In 2008, injured drivers who were admitted to the emergency unit at Oslo University Hospital, Ullevaal were invited to participate in a study about drugs and accident risk. 96 injured drivers took part. They were compared with more than 5,000 drivers in normal traffic who were randomly stopped in eastern Norway as part of a roadside study.
All the drivers were tested for alcohol, illegal drugs and medicines such as hypnotics and sedatives. The researchers obtained results from blood samples from the injured drivers, while saliva samples were taken from the "roadside-drivers."
The psychoactive medicines included also hypnotics and sedatives such as Zopiclone, Valium, Vival and Stesolid.
One in five injured had substances in the blood
It is well known that alcohol represents a traffic risk. This study shows that alcohol is not the only problem; many injured drivers had used medicines or illegal drugs, sometimes together with alcohol. Few of the drivers in the normal traffic group had alcohol or other substances in the blood.
- One in five injured drivers had one or more substances in the blood. Most common were alcohol, stimulants such as cocaine and amphetamines, and hypnotics / sedatives of the benzodiazepine type, such as Valium, Vival and Stesolid.
- 3 out of 100 drivers in normal traffic had medicines or illegal drugs in the blood; this was mainly the hypnotic zopiclone (e.g. Imovane), a benzodiazepine-type sedative or cannabis. Only three out of 1000 had alcohol in their blood.
Combinations are dangerous
The researchers calculated the risk of being injured when driving with alcohol, drugs and other psychoactive drugs in the blood. They found that:
- The risk of injury was greatest when the driver combined alcohol with another substance, whether illegal drug, hypnotic or sedative. The calculation shows that the risk increased over 200-fold compared with the risk for drivers who had nothing in their blood.
- The risk of injury was also significantly increased if the driver
- had only drunk alcohol
- had taken a combination of three or more substances
In the comparison between the two driver groups, their gender and age, day of the week and season were taken into account. Saliva samples reflect the substances present in blood, and cut-off values corresponding to equivalent blood values were used. In all, 30 substances that impair driving skills were monitored.
The findings from this study point in the same direction as a previous study on deceased drivers. They both show that it is particularly dangerous to combine alcohol with other substances, and that alcohol alone or combinations of substances, for example multiple medicines, medicines and illegal drugs, also present a significant risk factor in traffic.
Information on the use of alcohol and medicines while driving is important
- Some of the medicines detected in the injured drivers were prescribed by general practitioners.

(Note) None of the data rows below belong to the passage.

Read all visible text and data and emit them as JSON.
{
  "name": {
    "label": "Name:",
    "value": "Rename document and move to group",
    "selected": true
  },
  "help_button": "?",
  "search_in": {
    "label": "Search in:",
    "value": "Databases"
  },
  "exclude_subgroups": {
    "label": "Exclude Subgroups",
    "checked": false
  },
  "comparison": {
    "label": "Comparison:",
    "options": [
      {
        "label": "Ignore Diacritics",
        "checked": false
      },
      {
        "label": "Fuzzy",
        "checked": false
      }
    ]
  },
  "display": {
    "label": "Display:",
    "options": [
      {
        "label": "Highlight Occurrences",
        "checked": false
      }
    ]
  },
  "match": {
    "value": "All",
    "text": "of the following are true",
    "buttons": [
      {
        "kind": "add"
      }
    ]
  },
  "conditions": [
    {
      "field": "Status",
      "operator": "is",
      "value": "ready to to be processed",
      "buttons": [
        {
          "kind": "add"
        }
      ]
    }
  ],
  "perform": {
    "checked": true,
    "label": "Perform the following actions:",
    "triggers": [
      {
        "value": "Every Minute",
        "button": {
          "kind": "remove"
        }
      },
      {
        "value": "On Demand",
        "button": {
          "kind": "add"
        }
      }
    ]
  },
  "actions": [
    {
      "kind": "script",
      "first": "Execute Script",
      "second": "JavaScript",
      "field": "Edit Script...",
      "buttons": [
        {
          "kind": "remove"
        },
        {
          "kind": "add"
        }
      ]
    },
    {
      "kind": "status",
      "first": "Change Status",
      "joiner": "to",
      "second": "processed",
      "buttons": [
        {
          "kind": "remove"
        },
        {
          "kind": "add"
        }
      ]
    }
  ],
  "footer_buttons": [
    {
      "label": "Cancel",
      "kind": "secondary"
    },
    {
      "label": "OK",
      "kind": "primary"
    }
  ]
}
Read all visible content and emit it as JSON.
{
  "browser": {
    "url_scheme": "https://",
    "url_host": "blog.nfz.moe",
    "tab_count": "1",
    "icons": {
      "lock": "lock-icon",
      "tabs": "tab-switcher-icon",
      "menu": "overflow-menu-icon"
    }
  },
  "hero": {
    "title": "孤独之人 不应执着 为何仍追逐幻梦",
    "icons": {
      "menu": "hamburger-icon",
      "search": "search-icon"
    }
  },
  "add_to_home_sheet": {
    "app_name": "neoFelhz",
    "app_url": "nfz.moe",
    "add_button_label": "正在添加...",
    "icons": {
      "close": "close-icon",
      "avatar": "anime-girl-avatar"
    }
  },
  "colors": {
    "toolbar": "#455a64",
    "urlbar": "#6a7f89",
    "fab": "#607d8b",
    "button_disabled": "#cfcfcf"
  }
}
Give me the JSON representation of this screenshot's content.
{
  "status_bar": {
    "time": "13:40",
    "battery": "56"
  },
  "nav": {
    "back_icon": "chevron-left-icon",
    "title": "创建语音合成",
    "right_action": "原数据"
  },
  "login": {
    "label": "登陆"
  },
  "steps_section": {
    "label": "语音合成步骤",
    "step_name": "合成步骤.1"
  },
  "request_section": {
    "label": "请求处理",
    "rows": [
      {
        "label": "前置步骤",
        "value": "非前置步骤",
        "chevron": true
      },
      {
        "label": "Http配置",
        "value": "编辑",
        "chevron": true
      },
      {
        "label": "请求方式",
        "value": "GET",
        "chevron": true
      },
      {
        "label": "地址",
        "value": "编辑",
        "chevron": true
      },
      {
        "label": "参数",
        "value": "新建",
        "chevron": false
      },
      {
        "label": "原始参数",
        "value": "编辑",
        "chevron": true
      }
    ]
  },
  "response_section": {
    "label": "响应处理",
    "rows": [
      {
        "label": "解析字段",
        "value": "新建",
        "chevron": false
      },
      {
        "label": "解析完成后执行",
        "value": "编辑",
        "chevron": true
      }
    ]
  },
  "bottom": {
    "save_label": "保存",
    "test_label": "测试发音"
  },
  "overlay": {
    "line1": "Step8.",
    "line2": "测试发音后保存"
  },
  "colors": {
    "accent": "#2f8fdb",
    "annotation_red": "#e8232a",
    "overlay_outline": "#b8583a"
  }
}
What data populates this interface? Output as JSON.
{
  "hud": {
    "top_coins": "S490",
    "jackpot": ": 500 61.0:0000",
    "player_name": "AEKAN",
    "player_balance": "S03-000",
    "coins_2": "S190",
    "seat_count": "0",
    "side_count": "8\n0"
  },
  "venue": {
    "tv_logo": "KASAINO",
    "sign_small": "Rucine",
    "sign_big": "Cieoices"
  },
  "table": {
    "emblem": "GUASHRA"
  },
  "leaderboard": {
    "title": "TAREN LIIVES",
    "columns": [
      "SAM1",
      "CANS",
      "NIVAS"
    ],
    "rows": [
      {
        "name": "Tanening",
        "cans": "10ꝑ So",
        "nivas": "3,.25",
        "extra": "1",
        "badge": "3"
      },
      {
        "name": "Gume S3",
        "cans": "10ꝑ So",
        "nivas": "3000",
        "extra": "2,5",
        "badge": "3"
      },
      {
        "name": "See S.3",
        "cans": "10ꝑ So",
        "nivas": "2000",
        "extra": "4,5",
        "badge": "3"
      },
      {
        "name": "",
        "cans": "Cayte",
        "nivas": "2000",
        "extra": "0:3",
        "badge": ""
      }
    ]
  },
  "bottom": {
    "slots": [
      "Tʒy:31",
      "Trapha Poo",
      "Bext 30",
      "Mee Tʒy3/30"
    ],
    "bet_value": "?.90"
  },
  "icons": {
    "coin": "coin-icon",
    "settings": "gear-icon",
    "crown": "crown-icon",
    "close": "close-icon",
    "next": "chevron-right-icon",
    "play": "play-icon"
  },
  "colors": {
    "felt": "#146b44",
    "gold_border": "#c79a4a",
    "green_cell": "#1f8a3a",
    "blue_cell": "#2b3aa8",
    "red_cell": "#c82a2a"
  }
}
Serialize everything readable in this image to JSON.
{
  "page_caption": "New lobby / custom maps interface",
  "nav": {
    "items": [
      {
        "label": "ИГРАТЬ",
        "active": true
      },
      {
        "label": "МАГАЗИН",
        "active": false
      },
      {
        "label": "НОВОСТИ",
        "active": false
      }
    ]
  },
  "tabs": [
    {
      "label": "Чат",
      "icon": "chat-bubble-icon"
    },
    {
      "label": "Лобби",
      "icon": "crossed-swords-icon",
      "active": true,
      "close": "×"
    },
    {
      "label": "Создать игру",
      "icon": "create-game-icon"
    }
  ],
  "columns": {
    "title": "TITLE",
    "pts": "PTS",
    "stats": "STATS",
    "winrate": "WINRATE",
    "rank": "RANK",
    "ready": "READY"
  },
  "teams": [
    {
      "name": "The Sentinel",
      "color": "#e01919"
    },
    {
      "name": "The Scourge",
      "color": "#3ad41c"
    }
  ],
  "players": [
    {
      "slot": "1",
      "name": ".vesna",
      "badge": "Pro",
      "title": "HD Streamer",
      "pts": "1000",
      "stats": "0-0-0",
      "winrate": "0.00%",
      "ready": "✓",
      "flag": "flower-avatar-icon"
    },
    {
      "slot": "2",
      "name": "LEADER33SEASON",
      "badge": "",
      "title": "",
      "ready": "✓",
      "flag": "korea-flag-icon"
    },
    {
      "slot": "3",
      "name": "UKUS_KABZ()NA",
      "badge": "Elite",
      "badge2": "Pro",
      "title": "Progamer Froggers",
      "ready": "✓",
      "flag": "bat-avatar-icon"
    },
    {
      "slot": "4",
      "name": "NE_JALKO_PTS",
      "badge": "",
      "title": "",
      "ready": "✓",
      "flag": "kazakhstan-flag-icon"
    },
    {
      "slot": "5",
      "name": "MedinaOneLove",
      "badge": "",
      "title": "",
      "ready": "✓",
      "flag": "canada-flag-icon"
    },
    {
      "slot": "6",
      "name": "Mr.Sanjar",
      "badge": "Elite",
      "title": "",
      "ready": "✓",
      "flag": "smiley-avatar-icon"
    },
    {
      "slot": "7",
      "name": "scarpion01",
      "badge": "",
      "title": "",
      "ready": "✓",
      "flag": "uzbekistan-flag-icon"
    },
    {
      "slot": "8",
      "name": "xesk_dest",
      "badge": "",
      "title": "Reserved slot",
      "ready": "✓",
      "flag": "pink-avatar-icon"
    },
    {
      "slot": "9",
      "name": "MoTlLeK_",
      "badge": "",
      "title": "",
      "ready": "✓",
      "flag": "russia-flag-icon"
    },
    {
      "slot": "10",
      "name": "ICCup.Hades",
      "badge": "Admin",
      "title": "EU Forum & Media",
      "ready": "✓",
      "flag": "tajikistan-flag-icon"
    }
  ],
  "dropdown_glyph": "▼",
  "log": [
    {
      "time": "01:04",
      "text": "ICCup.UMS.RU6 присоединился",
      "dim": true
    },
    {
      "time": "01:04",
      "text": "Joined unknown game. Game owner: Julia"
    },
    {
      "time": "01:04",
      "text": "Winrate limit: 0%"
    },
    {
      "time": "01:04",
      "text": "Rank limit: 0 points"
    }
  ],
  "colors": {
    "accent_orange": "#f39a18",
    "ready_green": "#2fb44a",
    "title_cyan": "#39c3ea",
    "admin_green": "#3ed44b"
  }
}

Do patients get enough information?
“It is certainly vital that patients are given information about the risks of driving if they use multiple substances simultaneously, for example, combining a sleeping pill with alcohol. But sedatives and hypnotics can also be purchased illicitly” says Stig Tore Bogstrand, a researcher and nurse at Oslo University Hospital, Ullevaal. Bogstrand is the first author on the study which is now presented in the BMC Public Health journal.
- You have found that combination increases the risk significantly. Are high values required before the accident risk increases?
“We have not considered the blood concentrations of the drugs, only if they are present in levels over the threshold limits. Other studies show, for example, that combining a low dose of alcohol with a low dose of cannabis impairs driving skills considerably, whilst driving skills would be less affected if one only had a low dose of either substance. Other studies have also shown that driving skills are impaired more with a higher amount of alcohol or other substances in the blood.”
- How dangerous is it to have just one medicine or illegal substance in the blood?
“Among the injured drivers concerned this is a small number. We can therefore not make accurate assessments on this. But it is clear that alcohol presents a much bigger risk than the use of one medicine in low therapeutic doses – that is, as prescribed or recommended by a doctor. With regards to illegal drugs, amphetamine presents the greatest risk.”
- What is the significance of this study?
“We believe that the results can draw attention to how both illegal drugs and medicines are a frequent contributing cause of traffic injuries. The roadside studies show that in Norway few drive with blood alcohol above the permitted blood alcohol levels. The biggest traffic risk is represented by those who take the chance to drive when they combine alcohol and other substances,” says Per Trygve Normann, Chief Scientist at the Division of Forensic Medicine and Drug Abuse Research at the Norwegian Institute of Public Health.
Stig Tore Bogstrand, Hallvard Gjerde, Per Trygve Normann, Ingeborg Rossow and Øivind Ekeberg:
Alcohol, psychoactive substances and non-fatal road traffic accidents - a case-control study. BMC Public Health 2012, 12:734.